Alma Asay: Thank you so much Monica. I am excited to speak with you today.
Monica Bay: Me too. But before we get started we would like to thank our sponsor, Thomson Reuters. Its demystifying artificial intelligence will be done in seven single steps. AI will create change, but managing change doesn’t just happen. Visit legalsolutions.com/ai to learn more.
Alma, it’s a delight to have you. You and I have known each other for quite a long time, and Alma, you have had some very exciting things happening lately, including selling your startup. Tell us about that.
Alma Asay: Yes, we sold Allegory, my legal tech startup last fall to Integreon, a major legal services provider, very exciting outcome. As you know, I started Allegory in 2012, coming off being a litigator at Gibson, Dunn for six-and-a-half years and built up the software, built up the business, and was very excited to reach an exit, the elusive exit for a startup founder last fall.
Monica Bay: Tell us a little bit about what it is, what it does and why is it important for legal?
Alma Asay: Of course. So Allegory is a litigation management platform offered in the cloud or on-premise and it connects all the people, documents and data that matter to winning a case. So it’s used everyday by litigation teams within law firms and then it also has a lot of power for corporate counsel, so providing corporate counsel with more insight and oversight over the day-to-day happenings in the litigation, driving efficiency. So Allegory automates a lot of everyday litigation tasks.
So the same way that e-discovery tools came in and became standard on litigations, because you would no longer have associates and paralegals doing work that wasn’t legal work relating to e-discovery, the same is becoming true on the substantive litigation side. So more and more corporate counsel are asking their law firms questions about how litigations are being managed, wanting more control over the case file, so when they switch law firms or at the end of the case they feel like they have control over that case file and they know where things are, they can make sure that retention policies are followed and also reporting.
So for corporate counsel, more and more pressure is being put on them to be able to report on what’s happening across their many, many litigations and having a tool like Allegory that their outside counsel are using throughout the course of the case just makes gathering those insights much more feasible and faster.
Monica Bay: Who are some of the competitors and tell us a little bit more about how it all works?
Alma Asay: Our primary competitor is obviously the status quo, which is really file and shared drives. There are two legacy tools that have been out there; CaseMap and Case Notebook, and the analogy we use there is if those are rotary phones and Allegory is a smartphone, they do occupy the same space, but they are vastly different tools, which makes total sense given the time periods in which they were created.
In terms of modern technology, we really have two competitors; Opus 2 Magnum, which is primarily a transcript tool out of the UK, but has broadened and now they say that they do the entire litigation.

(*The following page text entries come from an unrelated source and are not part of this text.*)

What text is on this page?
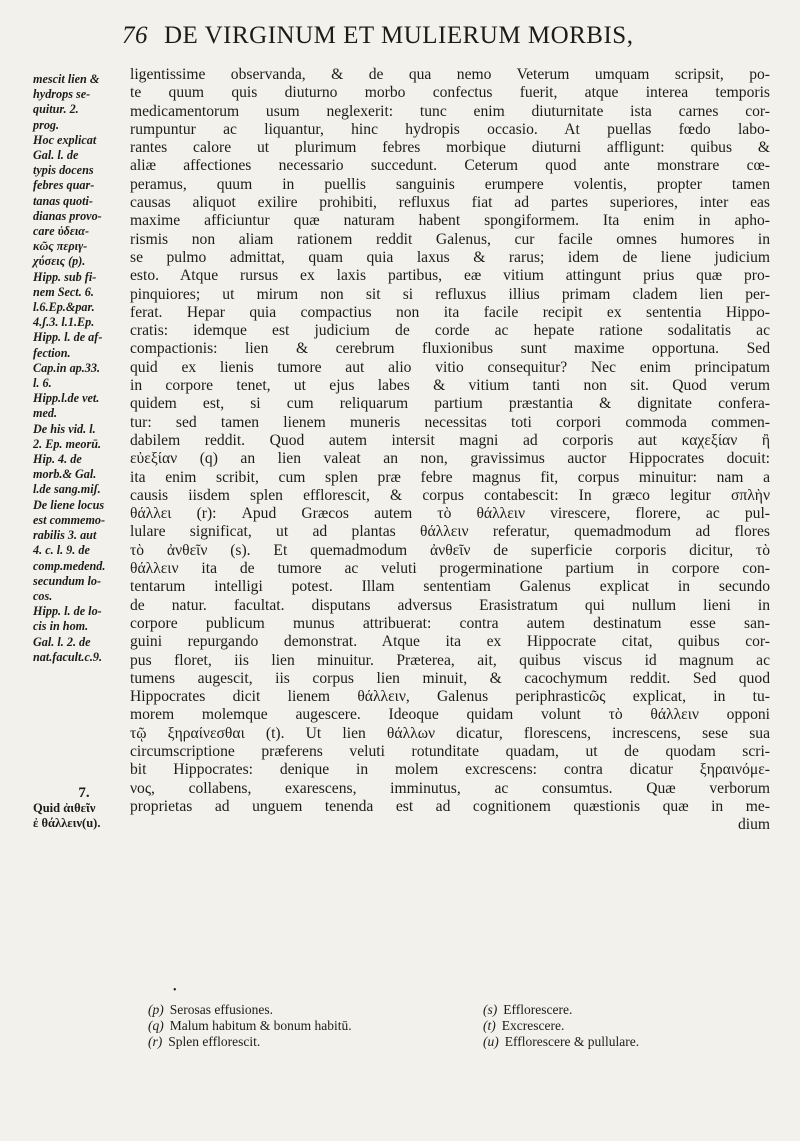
76 DE VIRGINUM ET MULIERUM MORBIS,
mescit lien &
hydrops se-
quitur. 2.
prog.
Hoc explicat
Gal. l. de
typis docens
febres quar-
tanas quoti-
dianas provo-
care ὑδεια-
κῶς περιγ-
χύσεις (p).
Hipp. sub fi-
nem Sect. 6.
l.6.Ep.&par.
4.ʃ.3. l.1.Ep.
Hipp. l. de af-
fection.
Cap.in ap.33.
l. 6.
Hipp.l.de vet.
med.
De his vid. l.
2. Ep. meorū.
Hip. 4. de
morb.& Gal.
l.de sang.miʃ.
De liene locus
est commemo-
rabilis 3. aut
4. c. l. 9. de
comp.medend.
secundum lo-
cos.
Hipp. l. de lo-
cis in hom.
Gal. l. 2. de
nat.facult.c.9.
7.
Quid ἀιθεῖν
ἐ θάλλειν(u).
ligentissime observanda, & de qua nemo Veterum umquam scripsit, po-
te quum quis diuturno morbo confectus fuerit, atque interea temporis
medicamentorum usum neglexerit: tunc enim diuturnitate ista carnes cor-
rumpuntur ac liquantur, hinc hydropis occasio. At puellas fœdo labo-
rantes calore ut plurimum febres morbique diuturni affligunt: quibus &
aliæ affectiones necessario succedunt. Ceterum quod ante monstrare cœ-
peramus, quum in puellis sanguinis erumpere volentis, propter tamen
causas aliquot exilire prohibiti, refluxus fiat ad partes superiores, inter eas
maxime afficiuntur quæ naturam habent spongiformem. Ita enim in apho-
rismis non aliam rationem reddit Galenus, cur facile omnes humores in
se pulmo admittat, quam quia laxus & rarus; idem de liene judicium
esto. Atque rursus ex laxis partibus, eæ vitium attingunt prius quæ pro-
pinquiores; ut mirum non sit si refluxus illius primam cladem lien per-
ferat. Hepar quia compactius non ita facile recipit ex sententia Hippo-
cratis: idemque est judicium de corde ac hepate ratione sodalitatis ac
compactionis: lien & cerebrum fluxionibus sunt maxime opportuna. Sed
quid ex lienis tumore aut alio vitio consequitur? Nec enim principatum
in corpore tenet, ut ejus labes & vitium tanti non sit. Quod verum
quidem est, si cum reliquarum partium præstantia & dignitate confera-
tur: sed tamen lienem muneris necessitas toti corpori commoda commen-
dabilem reddit. Quod autem intersit magni ad corporis aut καχεξίαν ἢ
εὐεξίαν (q) an lien valeat an non, gravissimus auctor Hippocrates docuit:
ita enim scribit, cum splen præ febre magnus fit, corpus minuitur: nam a
causis iisdem splen efflorescit, & corpus contabescit: In græco legitur σπλὴν
θάλλει (r): Apud Græcos autem τὸ θάλλειν virescere, florere, ac pul-
lulare significat, ut ad plantas θάλλειν referatur, quemadmodum ad flores
τὸ ἀνθεῖν (s). Et quemadmodum ἀνθεῖν de superficie corporis dicitur, τὸ
θάλλειν ita de tumore ac veluti progerminatione partium in corpore con-
tentarum intelligi potest. Illam sententiam Galenus explicat in secundo
de natur. facultat. disputans adversus Erasistratum qui nullum lieni in
corpore publicum munus attribuerat: contra autem destinatum esse san-
guini repurgando demonstrat. Atque ita ex Hippocrate citat, quibus cor-
pus floret, iis lien minuitur. Præterea, ait, quibus viscus id magnum ac
tumens augescit, iis corpus lien minuit, & cacochymum reddit. Sed quod
Hippocrates dicit lienem θάλλειν, Galenus periphrasticῶς explicat, in tu-
morem molemque augescere. Ideoque quidam volunt τὸ θάλλειν opponi
τῷ ξηραίνεσθαι (t). Ut lien θάλλων dicatur, florescens, increscens, sese sua
circumscriptione præferens veluti rotunditate quadam, ut de quodam scri-
bit Hippocrates: denique in molem excrescens: contra dicatur ξηραινόμε-
νος, collabens, exarescens, imminutus, ac consumtus. Quæ verborum
proprietas ad unguem tenenda est ad cognitionem quæstionis quæ in me-
dium
•
(p) Serosas effusiones.
(q) Malum habitum & bonum habitū.
(r) Splen efflorescit.
(s) Efflorescere.
(t) Excrescere.
(u) Efflorescere & pullulare.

And then a tool called Everchron out of Los Angeles, with a similar back story. The founder was an attorney at Irell, and I think they started a little later than we did, but really it’s those three tools that are out there in the market. And as this area has really heated up, those are the three tools that firms and corporate counsel are looking at.
Monica Bay: What’s your sense about are people in the big firms finally grabbing on to this? Has it taken a long time to get there and how did you get them to say yes?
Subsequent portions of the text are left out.